Le groupe brassicole néerlandais Heineken a officialisé, dans un communiqué publié ce vendredi 10 avril 2026 à Amsterdam, la cession de sa participation dans les Brasseries, Limonaderies et Malteries S.A. (Bralima), sa filiale opérant en République démocratique du Congo. Cette participation a été reprise par ELNA Holdings Ltd, une société basée à Île Maurice.
À travers cette opération, le nouvel acquéreur devient responsable de l’ensemble des activités de Bralima, notamment la production, la distribution, la gestion des ressources humaines et les relations avec les partenaires locaux peut-on lire.
Selon le groupe néerlandais, cette transaction vise à assurer la continuité des activités sur le territoire congolais.
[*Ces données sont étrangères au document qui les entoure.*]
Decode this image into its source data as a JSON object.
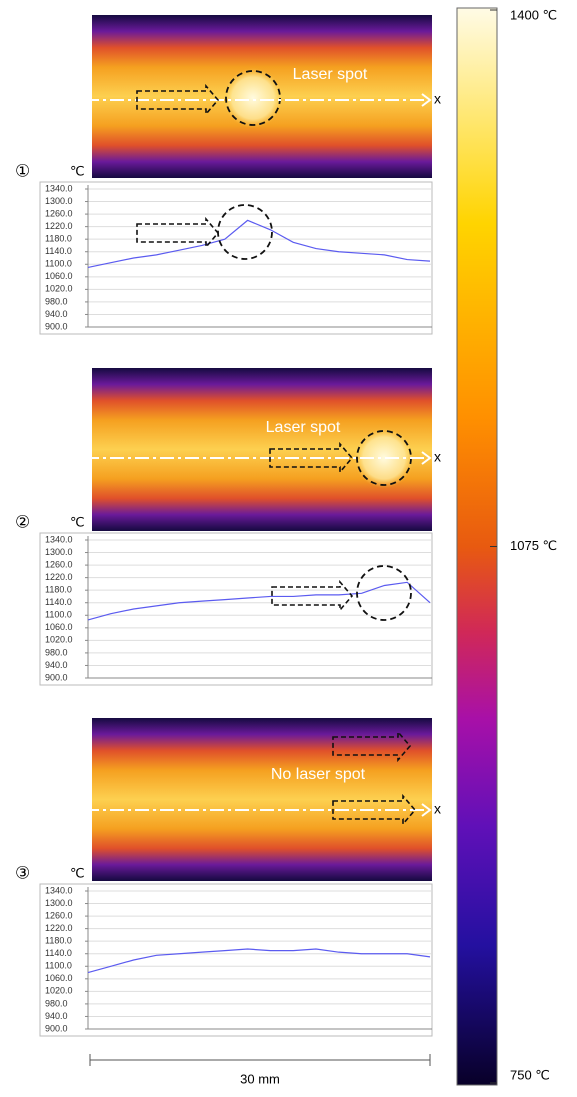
{
  "chart_data": [
    {
      "type": "line",
      "panel_label": "①",
      "y_label": "℃",
      "color": "#5b5bf0",
      "x": [
        0,
        2,
        4,
        6,
        8,
        10,
        12,
        14,
        16,
        18,
        20,
        22,
        24,
        26,
        28,
        30
      ],
      "values": [
        1090,
        1105,
        1120,
        1130,
        1145,
        1160,
        1180,
        1240,
        1210,
        1170,
        1150,
        1140,
        1135,
        1130,
        1115,
        1110
      ],
      "xlim": [
        0,
        30
      ],
      "ylim": [
        900,
        1340
      ],
      "grid": true,
      "yticks": [
        {
          "value": 1340,
          "label": "1340.0"
        },
        {
          "value": 1300,
          "label": "1300.0"
        },
        {
          "value": 1260,
          "label": "1260.0"
        },
        {
          "value": 1220,
          "label": "1220.0"
        },
        {
          "value": 1180,
          "label": "1180.0"
        },
        {
          "value": 1140,
          "label": "1140.0"
        },
        {
          "value": 1100,
          "label": "1100.0"
        },
        {
          "value": 1060,
          "label": "1060.0"
        },
        {
          "value": 1020,
          "label": "1020.0"
        },
        {
          "value": 980,
          "label": "980.0"
        },
        {
          "value": 940,
          "label": "940.0"
        },
        {
          "value": 900,
          "label": "900.0"
        }
      ]
    },
    {
      "type": "line",
      "panel_label": "②",
      "y_label": "℃",
      "color": "#5b5bf0",
      "x": [
        0,
        2,
        4,
        6,
        8,
        10,
        12,
        14,
        16,
        18,
        20,
        22,
        24,
        26,
        28,
        30
      ],
      "values": [
        1085,
        1105,
        1120,
        1130,
        1140,
        1145,
        1150,
        1155,
        1160,
        1160,
        1165,
        1165,
        1170,
        1195,
        1205,
        1140
      ],
      "xlim": [
        0,
        30
      ],
      "ylim": [
        900,
        1340
      ],
      "grid": true,
      "yticks": [
        {
          "value": 1340,
          "label": "1340.0"
        },
        {
          "value": 1300,
          "label": "1300.0"
        },
        {
          "value": 1260,
          "label": "1260.0"
        },
        {
          "value": 1220,
          "label": "1220.0"
        },
        {
          "value": 1180,
          "label": "1180.0"
        },
        {
          "value": 1140,
          "label": "1140.0"
        },
        {
          "value": 1100,
          "label": "1100.0"
        },
        {
          "value": 1060,
          "label": "1060.0"
        },
        {
          "value": 1020,
          "label": "1020.0"
        },
        {
          "value": 980,
          "label": "980.0"
        },
        {
          "value": 940,
          "label": "940.0"
        },
        {
          "value": 900,
          "label": "900.0"
        }
      ]
    },
    {
      "type": "line",
      "panel_label": "③",
      "y_label": "℃",
      "color": "#5b5bf0",
      "x": [
        0,
        2,
        4,
        6,
        8,
        10,
        12,
        14,
        16,
        18,
        20,
        22,
        24,
        26,
        28,
        30
      ],
      "values": [
        1080,
        1100,
        1120,
        1135,
        1140,
        1145,
        1150,
        1155,
        1150,
        1150,
        1155,
        1145,
        1140,
        1140,
        1140,
        1130
      ],
      "xlim": [
        0,
        30
      ],
      "ylim": [
        900,
        1340
      ],
      "grid": true,
      "yticks": [
        {
          "value": 1340,
          "label": "1340.0"
        },
        {
          "value": 1300,
          "label": "1300.0"
        },
        {
          "value": 1260,
          "label": "1260.0"
        },
        {
          "value": 1220,
          "label": "1220.0"
        },
        {
          "value": 1180,
          "label": "1180.0"
        },
        {
          "value": 1140,
          "label": "1140.0"
        },
        {
          "value": 1100,
          "label": "1100.0"
        },
        {
          "value": 1060,
          "label": "1060.0"
        },
        {
          "value": 1020,
          "label": "1020.0"
        },
        {
          "value": 980,
          "label": "980.0"
        },
        {
          "value": 940,
          "label": "940.0"
        },
        {
          "value": 900,
          "label": "900.0"
        }
      ]
    }
  ],
  "images": [
    {
      "annotation": "Laser spot",
      "axis_label": "x"
    },
    {
      "annotation": "Laser spot",
      "axis_label": "x"
    },
    {
      "annotation": "No laser spot",
      "axis_label": "x"
    }
  ],
  "scale_bar": "30 mm",
  "colorbar": {
    "lim": [
      750,
      1400
    ],
    "ticks": [
      {
        "value": 1400,
        "label": "1400 ℃"
      },
      {
        "value": 1075,
        "label": "1075 ℃"
      },
      {
        "value": 750,
        "label": "750 ℃"
      }
    ]
  }
}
Elle devrait permettre de maintenir les emplois existants tout en garantissant la disponibilité des produits sur le marché national, dans un contexte économique et sécuritaire jugé complexe.
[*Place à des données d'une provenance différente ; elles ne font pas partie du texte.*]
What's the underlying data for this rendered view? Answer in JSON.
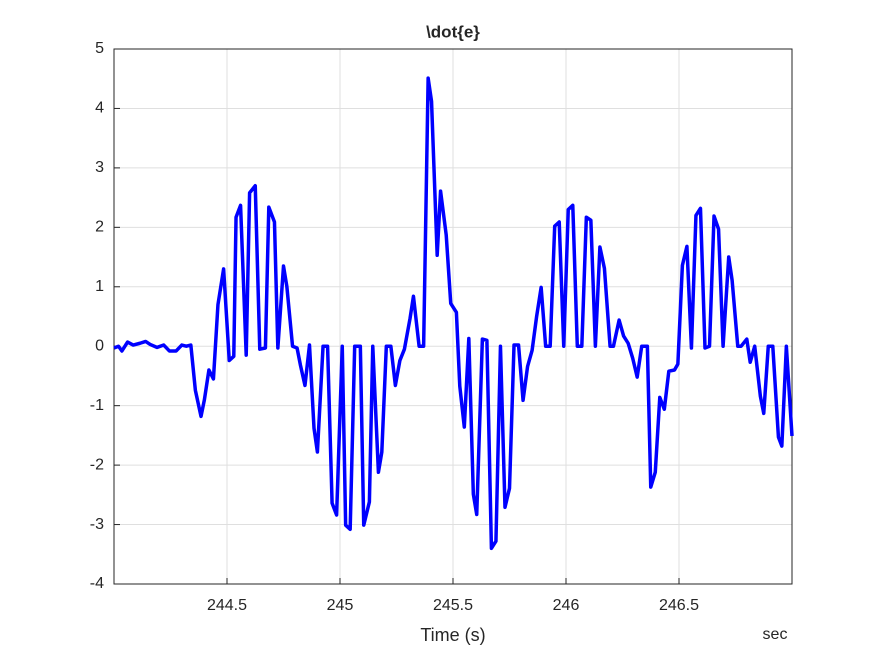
{
  "chart_data": {
    "type": "line",
    "title": "\\dot{e}",
    "x_label": "Time (s)",
    "annotation": "sec",
    "xlim": [
      244,
      247
    ],
    "ylim": [
      -4,
      5
    ],
    "xticks": [
      244.5,
      245,
      245.5,
      246,
      246.5
    ],
    "yticks": [
      -4,
      -3,
      -2,
      -1,
      0,
      1,
      2,
      3,
      4,
      5
    ],
    "grid": true,
    "x": [
      244.0,
      244.02,
      244.035,
      244.06,
      244.085,
      244.115,
      244.14,
      244.16,
      244.19,
      244.22,
      244.245,
      244.275,
      244.3,
      244.32,
      244.34,
      244.36,
      244.385,
      244.4,
      244.42,
      244.44,
      244.46,
      244.485,
      244.51,
      244.53,
      244.54,
      244.56,
      244.585,
      244.6,
      244.625,
      244.645,
      244.67,
      244.685,
      244.71,
      244.725,
      244.75,
      244.765,
      244.79,
      244.81,
      244.825,
      244.845,
      244.865,
      244.885,
      244.9,
      244.925,
      244.945,
      244.965,
      244.985,
      245.01,
      245.025,
      245.045,
      245.065,
      245.09,
      245.105,
      245.13,
      245.145,
      245.17,
      245.185,
      245.205,
      245.225,
      245.245,
      245.265,
      245.285,
      245.31,
      245.325,
      245.35,
      245.37,
      245.39,
      245.405,
      245.43,
      245.445,
      245.47,
      245.49,
      245.515,
      245.53,
      245.55,
      245.57,
      245.59,
      245.605,
      245.63,
      245.65,
      245.67,
      245.69,
      245.71,
      245.73,
      245.75,
      245.77,
      245.79,
      245.81,
      245.83,
      245.85,
      245.87,
      245.89,
      245.91,
      245.93,
      245.95,
      245.97,
      245.99,
      246.01,
      246.03,
      246.05,
      246.07,
      246.09,
      246.11,
      246.13,
      246.15,
      246.17,
      246.195,
      246.21,
      246.235,
      246.255,
      246.275,
      246.295,
      246.315,
      246.335,
      246.36,
      246.375,
      246.395,
      246.415,
      246.435,
      246.455,
      246.48,
      246.495,
      246.515,
      246.535,
      246.555,
      246.575,
      246.595,
      246.615,
      246.635,
      246.655,
      246.675,
      246.695,
      246.72,
      246.735,
      246.76,
      246.775,
      246.8,
      246.815,
      246.835,
      246.86,
      246.875,
      246.895,
      246.915,
      246.94,
      246.955,
      246.975,
      247.0
    ],
    "series": [
      {
        "color": "#0000ff",
        "values": [
          -0.03,
          0,
          -0.08,
          0.07,
          0.02,
          0.05,
          0.08,
          0.03,
          -0.02,
          0.02,
          -0.08,
          -0.08,
          0.02,
          0,
          0.02,
          -0.74,
          -1.18,
          -0.9,
          -0.4,
          -0.55,
          0.7,
          1.3,
          -0.24,
          -0.17,
          2.17,
          2.37,
          -0.15,
          2.58,
          2.7,
          -0.05,
          -0.03,
          2.34,
          2.09,
          -0.03,
          1.35,
          1.0,
          0,
          -0.03,
          -0.32,
          -0.66,
          0.02,
          -1.38,
          -1.78,
          0,
          0,
          -2.64,
          -2.84,
          0,
          -3.01,
          -3.08,
          0,
          0,
          -3.01,
          -2.62,
          0,
          -2.12,
          -1.78,
          0,
          0,
          -0.66,
          -0.24,
          -0.05,
          0.47,
          0.84,
          0,
          0,
          4.51,
          4.12,
          1.53,
          2.61,
          1.87,
          0.72,
          0.57,
          -0.67,
          -1.36,
          0.13,
          -2.49,
          -2.83,
          0.12,
          0.1,
          -3.4,
          -3.28,
          0,
          -2.71,
          -2.39,
          0.02,
          0.02,
          -0.91,
          -0.34,
          -0.07,
          0.5,
          0.99,
          0,
          0,
          2.02,
          2.09,
          0,
          2.3,
          2.37,
          0,
          0,
          2.17,
          2.12,
          0,
          1.67,
          1.31,
          0,
          0,
          0.44,
          0.17,
          0.05,
          -0.2,
          -0.52,
          0,
          0,
          -2.37,
          -2.12,
          -0.86,
          -1.06,
          -0.42,
          -0.4,
          -0.3,
          1.36,
          1.68,
          -0.03,
          2.2,
          2.32,
          -0.03,
          0,
          2.19,
          1.97,
          0,
          1.5,
          1.11,
          0,
          0,
          0.12,
          -0.27,
          0,
          -0.84,
          -1.13,
          0,
          0,
          -1.53,
          -1.68,
          0,
          -1.51
        ]
      }
    ]
  }
}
Malgré cette cession, Heineken indique qu’il conserve la propriété de ses marques internationales et régionales. Leur exploitation en RDC se poursuivra à travers des accords de licence à long terme conclus avec le nouvel opérateur.
Parmi les marques concernées figurent Heineken, Primus, Turbo King, Legend et Mützig, qui occupent une place importante dans les habitudes de consommation en RDC. Le groupe assure que leur production et leur distribution seront maintenues sans interruption.
Cette décision s’inscrit dans la stratégie globale « EverGreen 2030 » du groupe, orientée vers une gestion plus dynamique de son portefeuille d’activités et une optimisation de sa présence sur différents marchés. L’objectif affiché est de privilégier des modèles d’exploitation plus flexibles dans certains contextes.
Le retrait de Heineken intervient après une période marquée par des difficultés opérationnelles, notamment dans l’Est de la RDC. En 2025, l’entreprise avait perdu le contrôle de certaines de ses installations à Goma au Nord et Bukavu au Sud-Kivu, en raison de l’insécurité persistante dans cette partie du pays.
Historiquement, Bralima constitue un acteur majeur de l’industrie brassicole congolaise, avec une présence remontant à 1923. Au fil des décennies, la société s’est imposée comme l’un des principaux producteurs de boissons, avec une couverture nationale et plusieurs sites industriels stratégiques. La transaction annoncée concerne notamment les installations encore opérationnelles situées à Kinshasa, Kisangani et Lubumbashi. Elle marque un tournant dans la structuration du secteur, tout en laissant entrevoir une nouvelle phase sous la direction d’un investisseur régional.